What a bloody waste of time that was. Why? Because I just went with the flow. I followed my ears and if I liked what was coming out of the marquee or stage then I stayed.
Best plan ever!
I discovered some superb bands that if I had followed my plan I wouldn’t have seen.
Top of my list I think was a four piece hard rock band who are based in the Midlands, Stone Broken on the Hot House stage. Three guys and a total kick-ass female drummer too. Top set!!!
The catching some totally chilled out vibes on the Garden Stage was Royal Sounds. This roots reggae band from the big smoke of London is a family affair too and you can totally feel the love when they are performing.
Whilst down on one of the more intimate venues, the Trailer Trash stage, Anton and the Colts (it was Anton, minus the Colts) that stopped me in my tracks. Their Twitter bio quotes “Their ace combination of rock swagger, blues groove, and the rough and tumble of Americana is one few Scottish bands can match.” My recent interest in Nashville and country music was certainly spiked by this set.
I missed most of this set (only hearing three songs) but loved it. These Speyside guys, Gordon James and The Power didn’t have far to travel to perform in the sunshine and anyone that can pull off Jungle Book’s Bare Necessities at the end of a set is worth checking out.
Ten out of ten for the guys of The Captain’s Beard for THE most energetic set I had seen all weekend. I just happened to be passing the Grassroots stage whilst these likely lads from Brighton were given it laldy. Rousing songs about drinking and even hangovers, these sea shanties were perfect to shake your tail feather to.
On one stage during Thursday night I found some traditional Scottish music, accompanied by an impromptu Gay Gordons and a rather enthusiastic Strip the Willow (is there another other kind?).

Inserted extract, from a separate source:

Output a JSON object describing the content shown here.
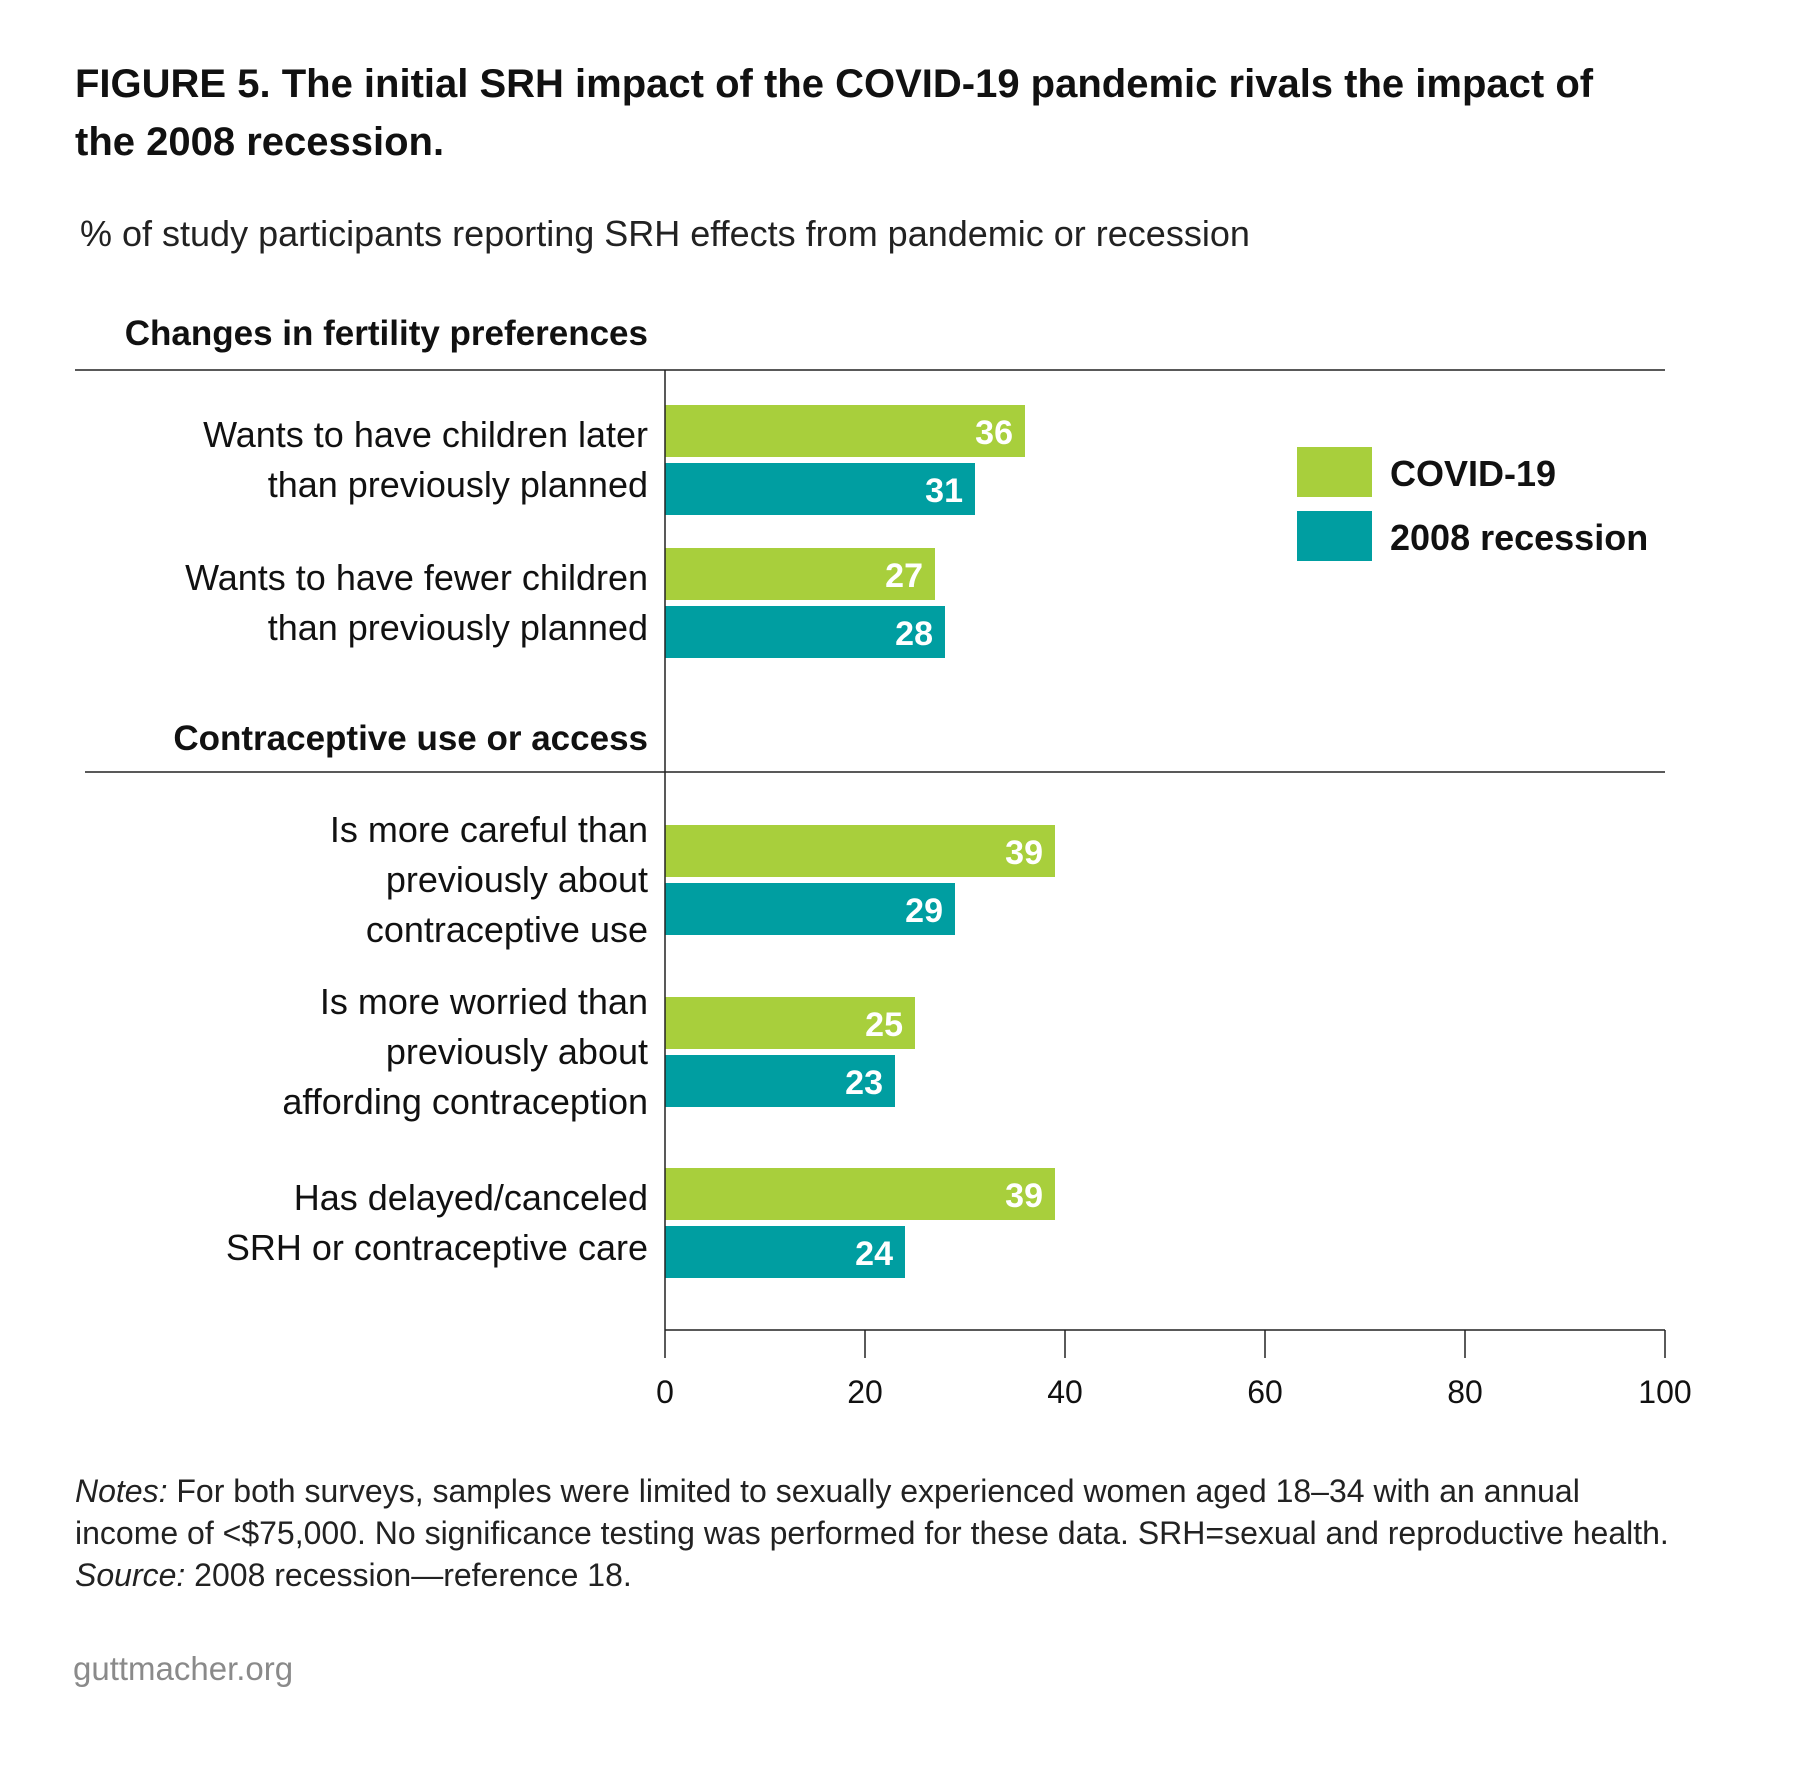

Then there was the big name everyone was talking about, Scotland’s newest golden baws, Lewis Capaldi. The boy next door that melted our hearts with the video to Someone you love (if you haven’t seen it, don’t watch it on the train in a public place because it will reduce you to tears). He wasn’t billed as the headline act but I think he pulled in a huge crowd. People setting up camp HOURS before he was due on stage so they could say they were there that time Lewis Capaldi played Belladrum festival.

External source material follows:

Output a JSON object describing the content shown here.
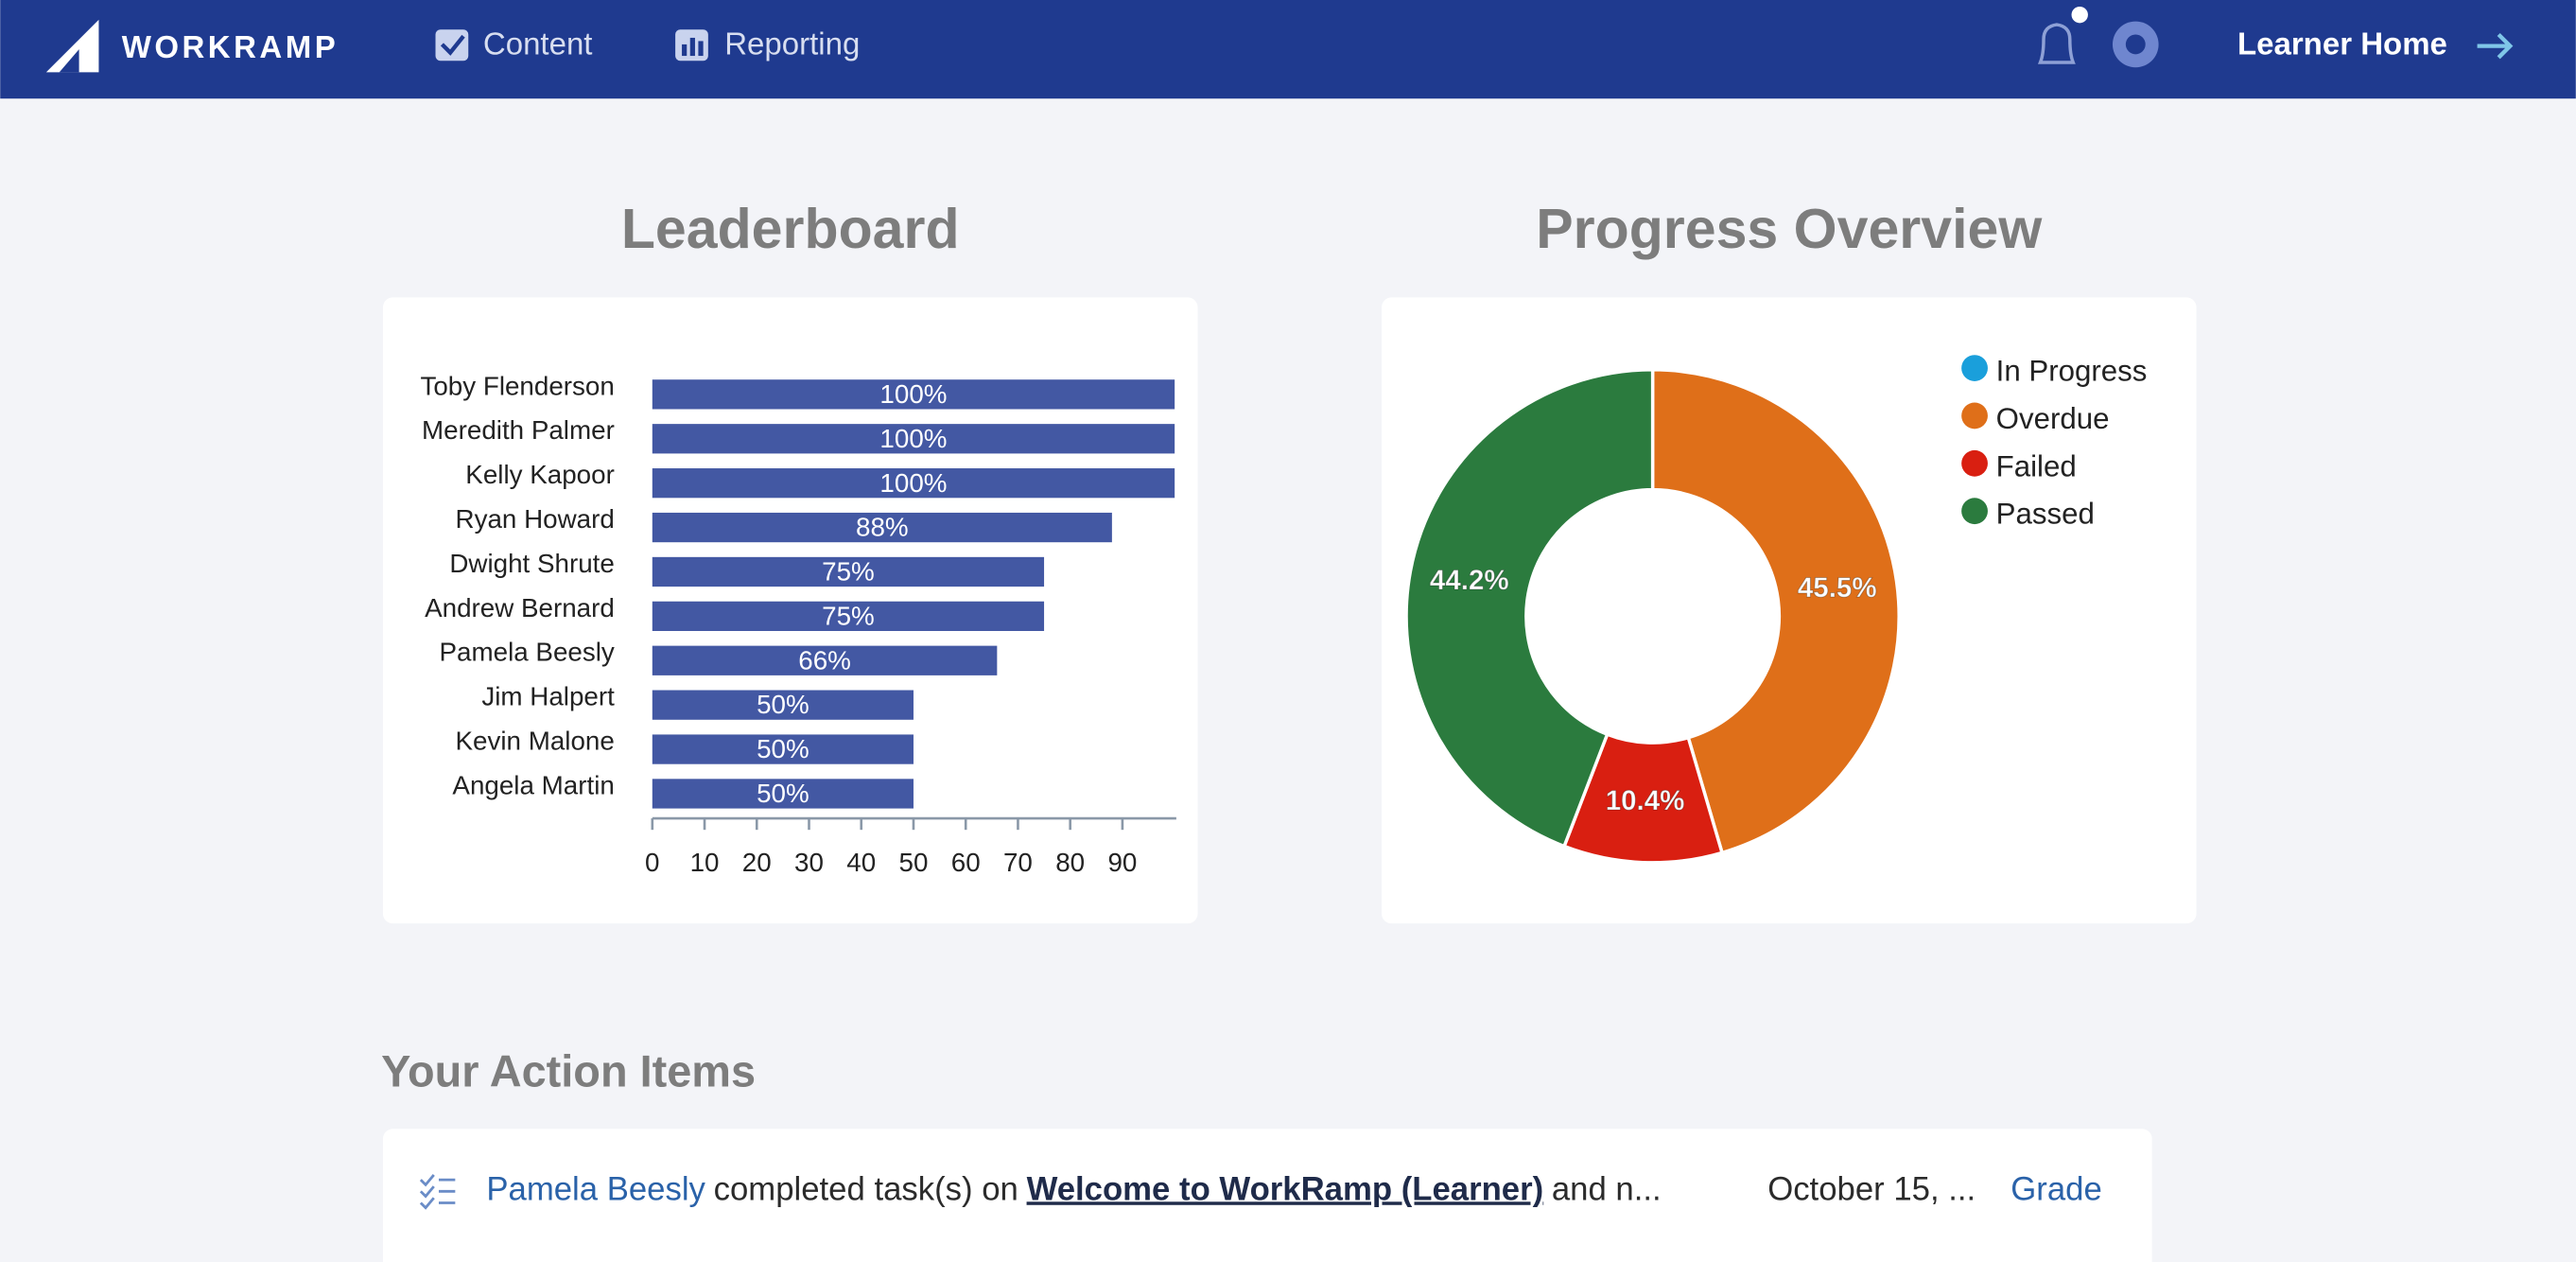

I actually decided to leave after seeing Lewis play on Saturday night and drive back home to Perth. Thus avoiding the rush to pack away and get off-site on Sunday morning. Also avoiding seeing the
potential, inevitable waste left behind, including tents.

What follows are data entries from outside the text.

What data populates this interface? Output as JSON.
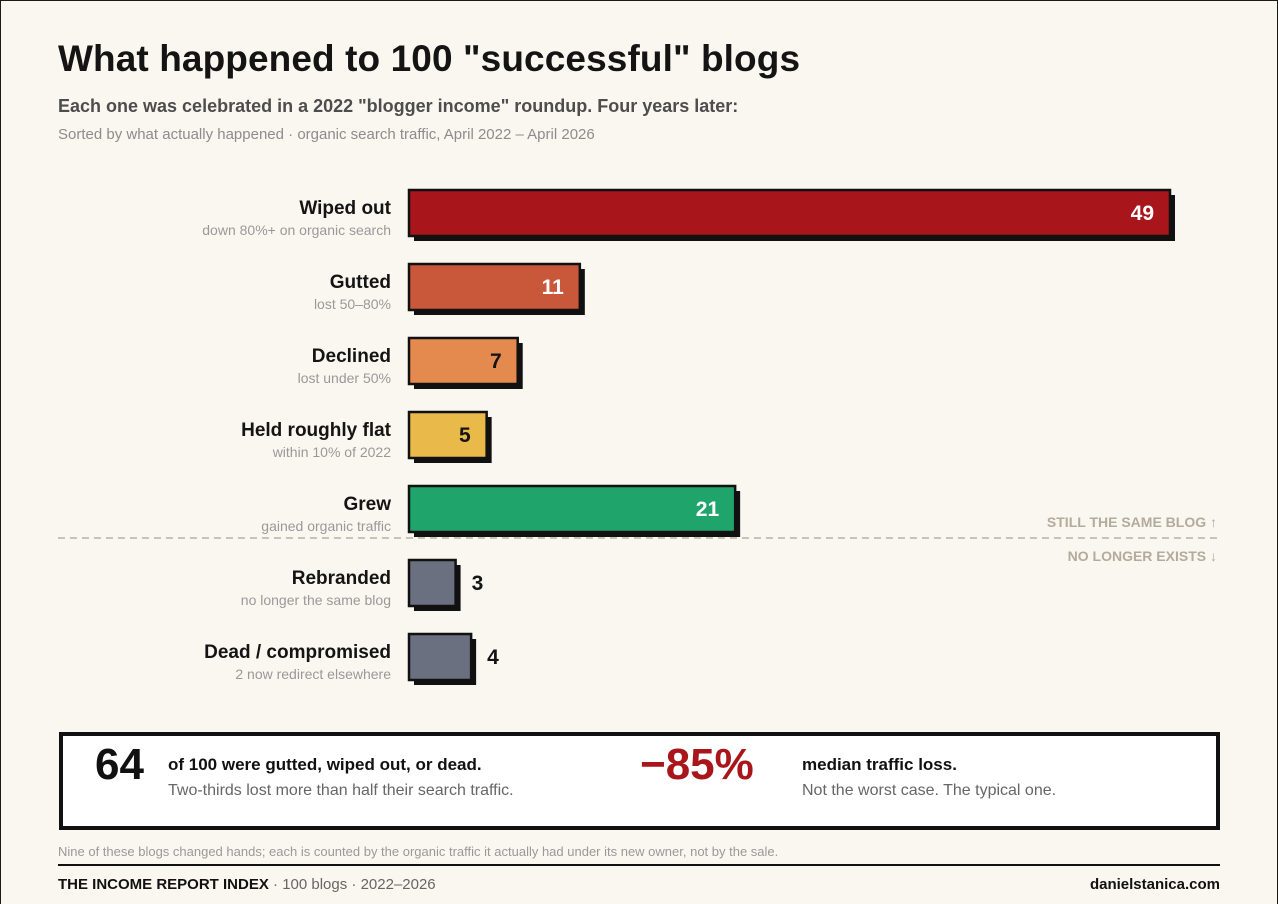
{
  "title": "What happened to 100 \"successful\" blogs",
  "subtitle": "Each one was celebrated in a 2022 \"blogger income\" roundup. Four years later:",
  "note": "Sorted by what actually happened · organic search traffic, April 2022 – April 2026",
  "chart_data": {
    "type": "bar",
    "orientation": "horizontal",
    "categories": [
      "Wiped out",
      "Gutted",
      "Declined",
      "Held roughly flat",
      "Grew",
      "Rebranded",
      "Dead / compromised"
    ],
    "descriptions": [
      "down 80%+ on organic search",
      "lost 50–80%",
      "lost under 50%",
      "within 10% of 2022",
      "gained organic traffic",
      "no longer the same blog",
      "2 now redirect elsewhere"
    ],
    "values": [
      49,
      11,
      7,
      5,
      21,
      3,
      4
    ],
    "colors": [
      "#a8161c",
      "#c9573a",
      "#e58a4e",
      "#e9b94a",
      "#1fa56b",
      "#6b7080",
      "#6b7080"
    ],
    "label_inside": [
      true,
      true,
      true,
      true,
      true,
      false,
      false
    ],
    "label_colors": [
      "#ffffff",
      "#ffffff",
      "#141414",
      "#141414",
      "#ffffff",
      "#141414",
      "#141414"
    ],
    "divider_above_label": "STILL THE SAME BLOG ↑",
    "divider_below_label": "NO LONGER EXISTS ↓",
    "divider_after_index": 4
  },
  "summary": {
    "count": "64",
    "count_headline": "of 100 were gutted, wiped out, or dead.",
    "count_sub": "Two-thirds lost more than half their search traffic.",
    "pct": "−85%",
    "pct_headline": "median traffic loss.",
    "pct_sub": "Not the worst case. The typical one."
  },
  "footnote": "Nine of these blogs changed hands; each is counted by the organic traffic it actually had under its new owner, not by the sale.",
  "footer": {
    "brand": "THE INCOME REPORT INDEX",
    "details": " · 100 blogs · 2022–2026",
    "site": "danielstanica.com"
  }
}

The festival itself does what it can to ensure no tents in perfectly good order goes to waste and so they are sent off to various charities.
Fear not though, because the Naked Highlander has got this all wrapped up!
Those that are no longer worthy of their original purpose (broken poles or small tears etc) are transformed into a line called Good inTentions. Paired with the beautiful colours of Belladrum tartan offcuts all the capes are unique.
I love it and couldn’t resist seeing what I would look like in one of the bright orange capes. What do you think?
I mean, seriously, this festival is incredible. Yes, yes, I know I have nothing to compare it to. I know the weather helps to enhance the experience but this level of laid back, friendly, slight craziness is a beautiful thing. It felt like re-uniting with an old friend. Belladrum, the festival with a big heart and I can’t wait to go back.